Peruvian Fare - Tuna Ceviche with Avocado

It feels as though Peruvian food is having a moment.  Several top chefs have opened high end Peruvian fare restaurants in New York, Washington DC, Miami, San Francisco and more.  I wanted to share one of my go to favorites, Tuna Ceviche with Avocado.  Its a quick, easy delicious appetizer or meal that even kids will enjoy.  With the heat of summer fast approaching, a dinner of fresh ceviche is always welcome.

Tuna Ceviche with Avocado
1 pound sushi-grade tuna, sliced 1/4 inch thick
1 small red onion, halved and thinly sliced
3/4 cup fresh lime juice
1 teaspoon freshly ground black pepper
1 large Hass avocado, cut into 1/3-inch dice
1/4 cup coarsely chopped cilantro, plus leaves for garnish

1. Line a baking sheet with plastic wrap. Arrange the tuna slices in a single layer on the baking sheet and freeze until fairly firm, about 15 minutes.

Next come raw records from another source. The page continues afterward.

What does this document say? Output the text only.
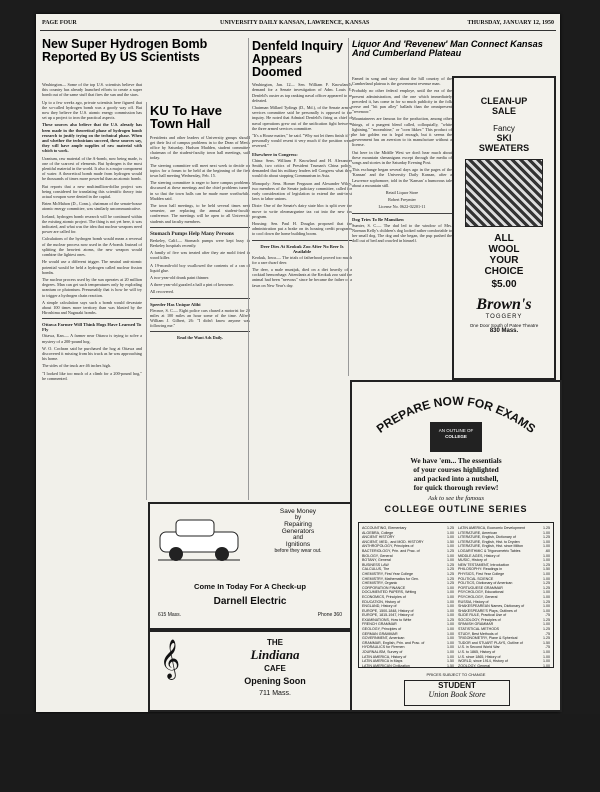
PAGE FOUR	UNIVERSITY DAILY KANSAN, LAWRENCE, KANSAS	THURSDAY, JANUARY 12, 1950
New Super Hydrogen Bomb Reported By US Scientists

Washington— Some of the top U.S. scientists believe that this country has already launched efforts to create a super bomb out of the same stuff that fires the sun and the stars.

Up to a few weeks ago, private scientists here figured that the so-called hydrogen bomb was a goody way off. But now they believe the U.S. atomic energy commission has set up a project to iron the practical aspects.

These sources also believe that the U.S. already has been made in the theoretical phase of hydrogen bomb research to justify trying on the technical phase. When and whether the technicians succeed, these sources say, they will have ample supplies of raw material with which to work.

Uranium, raw material of the A-bomb, now being made, is one of the scarcest of elements. But hydrogen is the most plentiful material in the world. It also is a major component of water. A theoretical bomb made from hydrogen would be thousands of times more powerful than an atomic bomb.

But reports that a new multimillion-dollar project was being considered for translating this scientific theory into actual weapon were denied in the capital.

Brien McMahon (D., Conn.), chairman of the senate-house atomic energy committee, was similarly uncommunicative.

Iceland, hydrogen bomb research will be continued within the existing atomic project. The thing is not yet here, it was indicated, and what was the idea that nuclear weapons need power are called for.

Calculations of the hydrogen bomb would mean a reversal of the nuclear process now used in the A-bomb. Instead of splitting the heaviest atoms, the new weapon would combine the lightest ones.

He would use a different trigger. The neutral anti-atomic potential would be held a hydrogen called nuclear fission bombs.

The nuclear process used by the sun operates at 20 million degrees. Man can get such temperatures only by exploding uranium or plutonium. Presumably that is how he will try to trigger a hydrogen chain reaction.

A simple calculation says such a bomb would devastate about 100 times more territory than was blasted by the Hiroshima and Nagasaki bombs.

Ottawa Farmer Will Think Hogs Have Learned To Fly

Ottawa, Kan.— A farmer near Ottawa is trying to solve a mystery of a 200-pound hog.

W. O. Cochran said he purchased the hog at Ottawa and discovered it missing from his truck as he was approaching his home.

The sides of the truck are 46 inches high.

"I looked like too much of a climb for a 200-pound hog," he commented.

KU To Have Town Hall

Presidents and other leaders of University groups should get their list of campus problems in to the Dean of Men's office by Saturday. Hudson Madden, student committee chairman of the student-faculty town hall meetings, said today.

The steering committee will meet next week to decide on topics for a forum to be held at the beginning of the first town hall meeting Wednesday, Feb. 15.

The steering committee is eager to have campus problems discussed at these meetings and the chief problems turned in so that the town halls can be made more worthwhile. Madden said.

The town hall meetings, to be held several times next semester, are replacing the annual student-faculty conference. The meetings will be open to all University students and faculty members.

Stomach Pumps Help Many Persons

Berkeley, Calif.— Stomach pumps were kept busy in Berkeley hospitals recently.

A family of five was treated after they ate mold fried in wood killer.

A 19-month-old boy swallowed the contents of a can of liquid glue.

A two-year-old drank paint thinner.

A three-year-old guzzled a half a pint of kerosene.

All recovered.

Speeder Has Unique Alibi

Flecnoe, S. C.— Eight police cars chased a motorist for 20 miles at 100 miles an hour some of the time. Alfred William J. Gilbert, 26: "I didn't know anyone was following me."

Read the Want Ads Daily.

Denfeld Inquiry Appears Doomed

Washington, Jan. 12— Sen. William F. Knowland's demand for a Senate investigation of Adm. Louis E. Denfeld's ouster as top ranking naval officer appeared to be defeated.

Chairman Millard Tydings (D., Md.), of the Senate armed services committee said he personally is opposed to the inquiry. He noted that Admiral Denfeld's firing as chief of naval operations grew out of the unification fight between the three armed services committee.

"It's a House matter," he said. "Why not let them finish it? I personally would resent it very much if the position were reversed."

Elsewhere in Congress:

China: Sens. William F. Knowland and H. Alexander Smith, two critics of President Truman's China policy, demanded that his military leaders tell Congress what they would do about stopping Communism in Asia.

Monopoly: Sens. Homer Ferguson and Alexander Wiley, two members of the Senate judiciary committee, called for early consideration of legislation to extend the anti-trust laws to labor unions.

Dixie: One of the Senate's dairy state bloc is split over the move to write oleomargarine tax cut into the new tax program.

Housing: Sen. Paul H. Douglas proposed that the administration put a brake on its housing credit programs to cool down the home building boom.

Deer Dies At Keokuk Zoo After No Beer Is Available

Keokuk, Iowa.— The trials of fatherhood proved too much for a rare dwarf deer.

The deer, a male muntjak, died on a diet heavily of a cocktail hemorrhage. Attendants at the Keokuk zoo said the animal had been "nervous" since he became the father of a fawn on New Year's day.

Liquor And 'Revenew' Man Connect Kansas And Cumberland Plateau

Famed in song and story about the hill country of the Cumberland plateau is the government revenue man.

Probably no other federal employe, until the era of the present administration, and the one which immediately preceded it, has come in for so much publicity in the folk verse and "hit pan alley" ballads than the omnipresent "revenoor."

Mountaineers are famous for the production, among other things, of a pungent blend called, colloquially, "white lightning," "moonshine," or "corn likker." This product of the fair golden ear is legal enough, but it seems the government has an aversion to its manufacture without a license.

Out here in the Middle West we don't hear much about these mountain shenanigans except through the media of songs and stories in the Saturday Evening Post.

This exchange began several days ago in the pages of the 'Kansan' and the University Daily Kansan, after a Lawrence sophomore, told in the 'Kansan' a humorous tale about a mountain still.

Retail Liquor Store

Robert Freymier

License No. 0622-02201-11

Dog Tries To Be Mansiken

Sumter, S. C.— The dad led to the window of Mrs. Norman Kelly's children's dog looked rather comfortable to her small dog. The dog and she began, the pup pushed the doll out of bed and crawled in himself.

CLEAN-UP
SALE
Fancy
SKI
SWEATERS
ALL
WOOL
YOUR
CHOICE
$5.00
Brown's
TOGGERY
One Door South of Patee Theatre
830 Mass.
Save Money
by
Repairing
Generators
and
Ignitions
before they wear out.
Come In Today For A Check-up
Darnell Electric
615 Mass.	Phone 360
𝄞	THE
Lindiana
CAFE
Opening Soon
711 Mass.
PREPARE NOW FOR EXAMS
AN OUTLINE OF
COLLEGE
We have 'em... The essentials
of your courses highlighted
and packed into a nutshell,
for quick thorough review!
Ask to see the famous
COLLEGE OUTLINE SERIES
ACCOUNTING, Elementary	1.25
ALGEBRA, College	1.00
ANCIENT HISTORY	1.00
ANCIENT, MED., and MOD. HISTORY	1.50
ANTHROPOLOGY, Principles of	1.00
BACTERIOLOGY, Prin. and Prac. of	1.25
BIOLOGY, General	1.00
BOTANY, General	1.00
BUSINESS LAW	1.25
CALCULUS, The	1.25
CHEMISTRY, First Year College	1.25
CHEMISTRY, Mathematics for Gen.	1.25
CHEMISTRY, Organic	1.25
CORPORATION FINANCE	1.00
DOCUMENTED PAPERS, Writing	1.00
ECONOMICS, Principles of	1.00
EDUCATION, History of	1.00
ENGLAND, History of	1.00
EUROPE, 1500-1848, History of	1.00
EUROPE, 1815-1947, History of	1.00
EXAMINATIONS, How to Write	1.25
FRENCH GRAMMAR	1.00
GEOLOGY, Principles of	1.00
GERMAN GRAMMAR	1.00
GOVERNMENT, American	1.00
GRAMMAR, English, Prin. and Prac. of	1.00
HYDRAULICS for Firemen	1.00
JOURNALISM, Survey of	1.00
LATIN AMERICA, History of	1.00
LATIN AMERICA in Maps	1.50
LATIN AMERICAN Civilization	1.50
LATIN AMERICA, Economic Development	1.25
LITERATURE, American	1.00
LITERATURE, English, Dictionary of	1.25
LITERATURE, English, Hist. to Dryden	1.00
LITERATURE, English, Hist. since Milton	1.00
LOGARITHMIC & Trigonometric Tables	.60
MIDDLE AGES, History of	1.00
MUSIC, History of	1.00
NEW TESTAMENT, Introduction	1.25
PHILOSOPHY: Readings in	1.50
PHYSICS, First Year College	1.00
POLITICAL SCIENCE	1.00
POLITICS, Dictionary of American	1.25
PORTUGUESE GRAMMAR	1.25
PSYCHOLOGY, Educational	1.00
PSYCHOLOGY, General	1.00
RUSSIA, History of	1.25
SHAKESPEAREAN Names, Dictionary of	1.00
SHAKESPEARE'S Plays, Outlines of	1.00
SLIDE RULE, Practical Use of	.75
SOCIOLOGY, Principles of	1.25
SPANISH GRAMMAR	1.00
STATISTICAL METHODS	1.25
STUDY, Best Methods of	.75
TRIGONOMETRY, Plane & Spherical	1.25
TUDOR and STUART PLAYS, Outline of	1.50
U.S. in Second World War	.75
U.S. to 1865, History of	1.00
U.S. since 1865, History of	1.00
WORLD, since 1914, History of	1.00
ZOOLOGY, General	1.00
PRICES SUBJECT TO CHANGE
STUDENT
Union Book Store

2.  Stack the slices of tuna. Using a very sharp chef’s knife, cut the tuna into neat 1/4-inch cubes. Transfer the cubed tuna to a medium glass or ceramic bowl and stir in the red onion, lime juice and black pepper. Cover the tuna with plastic wrap and refrigerate for 1 hour, stirring gently with a plastic spatula every 15 to 20 minutes (the diced tuna will change color slightly).

3.  Just before serving, gently fold in the diced avocado and chopped cilantro. Season the ceviche with salt. Transfer the ceviche to a serving bowl or individual glasses. Garnish with cilantro leaves.
Serves 2.  Serve with Tortilla chips.